A queima de fogos deu ao Rio de Janeiro uma espécie de passaporte global para integrar o prestigioso número das grandes capitais da Terra por onde ingressa o Novo Ano, acompanhado pela escolta das grandes multidões, a fanfarra em altos decibéis e a sempre mais complexa, quase barroca, e cada vez mais longa pirotecnia.
Pagou-se, contudo, um preço elevado: o quase eclipse das religiões africanas, que coloriam nossas praias, no dia 31 de dezembro, com uma carga poética inesquecível, para quem as alcançou. Todo um arquipélago de velas brilhantes, que pontilhavam a areia de luz e sombra, com os perfumados barcos de Iemanjá, boa parte dos quais azulados, e os tambores cadenciados, ao mesmo tempo suaves e vigorosos, que se confundiam com as batidas do coração.
Mas outra praia resiste e cresce. A um mês do Carnaval, vejo com alegria que o grupo Olodum prestará homenagem à Etiópia, dentro de seu projeto de trabalhar com as vozes da África, que constituem a espessa camada negra e polifônica de nossa História. “Lalibela Olodum” é o título da música, deliciosa de pronunciar, como um mantra, apoiado na letra “l” e na fartura de vogais.
Lalibela ou Lalibäla é uma das cidades mais fascinantes da Etiópia, com suas igrejas esculpidas na pedra, por ordem de um antigo rei, que sonhava edificar uma nova Jerusalém no coração da África. A igreja ortodoxa da Etiópia é uma das mais antigas do cristianismo, com uma visão de mundo original, calendário próprio, Juliano, e não Gregoriano como o nosso, com três livros a mais do que o Antigo Testamento, como o livro de Enoque, por exemplo, e uma liturgia de rara beleza.
Tão aberta para abraçar distintas narrativas, a Bahia é uma espécie de irmã da Etiópia, que também recebeu diversos influxos, sem abdicar de nenhum deles. A começar pela comunidade muçulmana, além dos “falashas” ou “beta Israel”, que são etíopes judeus, a igreja ortodoxa, “tewahedo”, com seus ícones luminosos e formidáveis cruzes de procissão, além das tantas expressões religiosas no vale do Oromo.
Tenho para mim que a Etiópia é uma das últimas reservas poéticas do Ocidente, onde os mitos ainda vivem com toda a plenitude, com a beleza ao mesmo tempo sublime e selvagem, entre a esfera celeste e terrestre, onde as estrelas do céu e o curso dos rios se confundem com a própria história dos deuses e o perfume das flores.

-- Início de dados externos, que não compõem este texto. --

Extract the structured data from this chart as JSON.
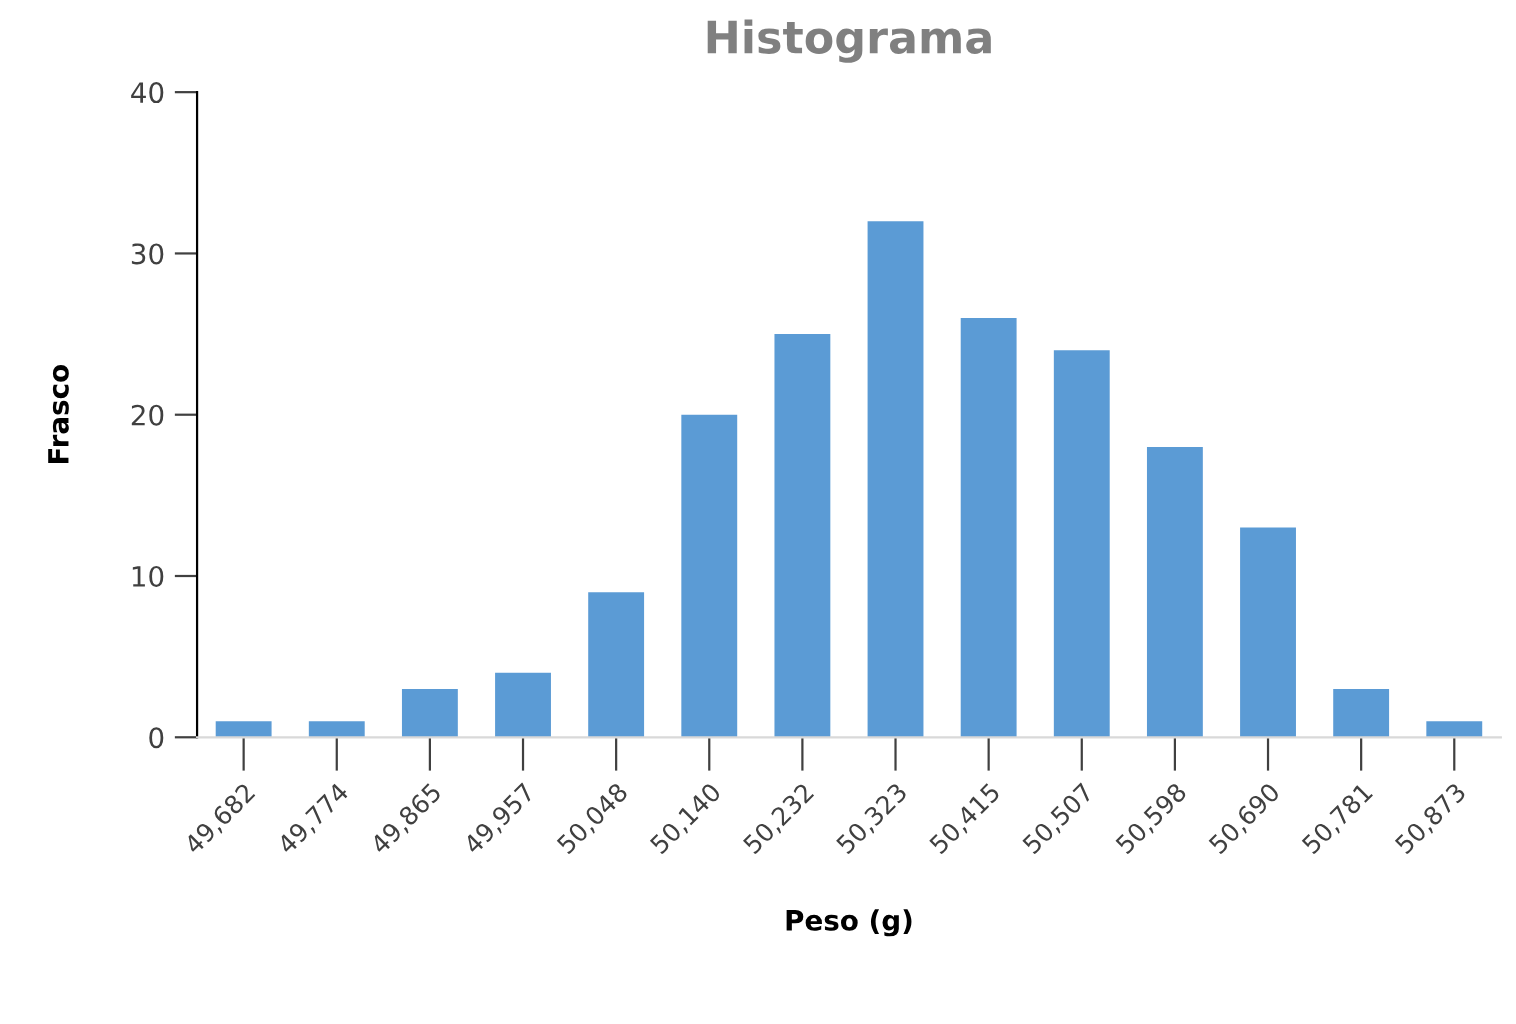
{
  "chart_data": {
    "type": "bar",
    "title": "Histograma",
    "xlabel": "Peso (g)",
    "ylabel": "Frasco",
    "categories": [
      "49,682",
      "49,774",
      "49,865",
      "49,957",
      "50,048",
      "50,140",
      "50,232",
      "50,323",
      "50,415",
      "50,507",
      "50,598",
      "50,690",
      "50,781",
      "50,873"
    ],
    "values": [
      1,
      1,
      3,
      4,
      9,
      20,
      25,
      32,
      26,
      24,
      18,
      13,
      3,
      1
    ],
    "color": "#5b9bd5",
    "ylim": [
      0,
      40
    ],
    "yticks": [
      0,
      10,
      20,
      30,
      40
    ],
    "grid": false,
    "legend": false
  }
}
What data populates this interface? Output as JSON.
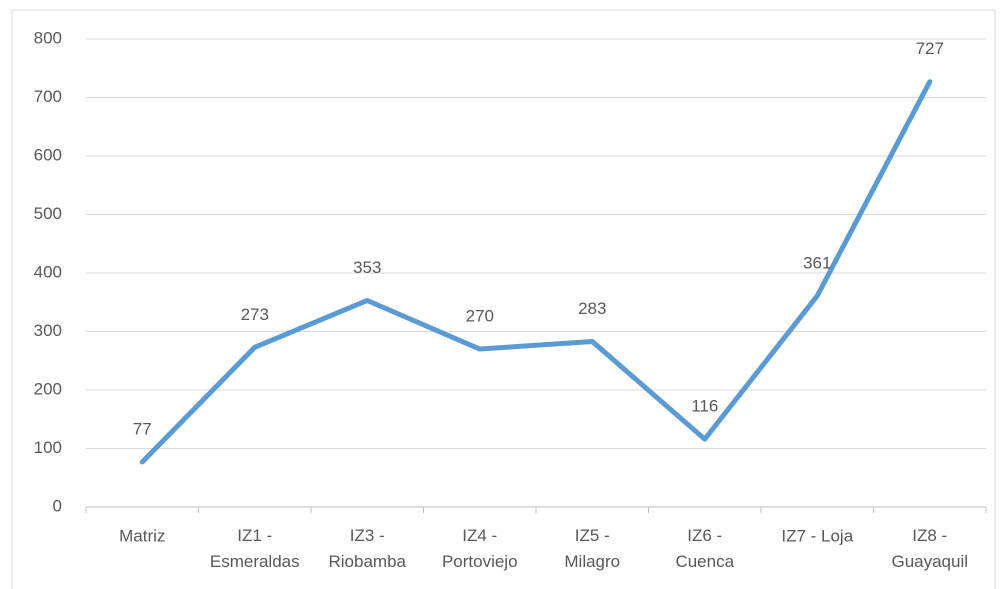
{
  "chart_data": {
    "type": "line",
    "categories": [
      "Matriz",
      "IZ1 - Esmeraldas",
      "IZ3 - Riobamba",
      "IZ4 - Portoviejo",
      "IZ5 - Milagro",
      "IZ6 - Cuenca",
      "IZ7 - Loja",
      "IZ8 - Guayaquil"
    ],
    "series": [
      {
        "color": "#5b9bd5",
        "values": [
          77,
          273,
          353,
          270,
          283,
          116,
          361,
          727
        ]
      }
    ],
    "ylim": [
      0,
      800
    ],
    "yticks": [
      0,
      100,
      200,
      300,
      400,
      500,
      600,
      700,
      800
    ],
    "grid": true
  }
}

Todos podem dizer, como certo poeta, que cresceram nos braços dos deuses.
Pode ser que o Olodum represente também o desenho do elegante alfabeto etíope, que é dos mais interessantes dentre os alfabetos silábicos. O que importa de fato é a retomada do diálogo com a Etiópia, não como quem olha para um museu, mas sim para uma poética viva, densa e arraigada, que aponta para sábias resistências contra uma homogeneização global, com as lições de um povo que se manteve independente e não perdeu a própria voz, numa leitura original de uma parte esquecida do Ocidente.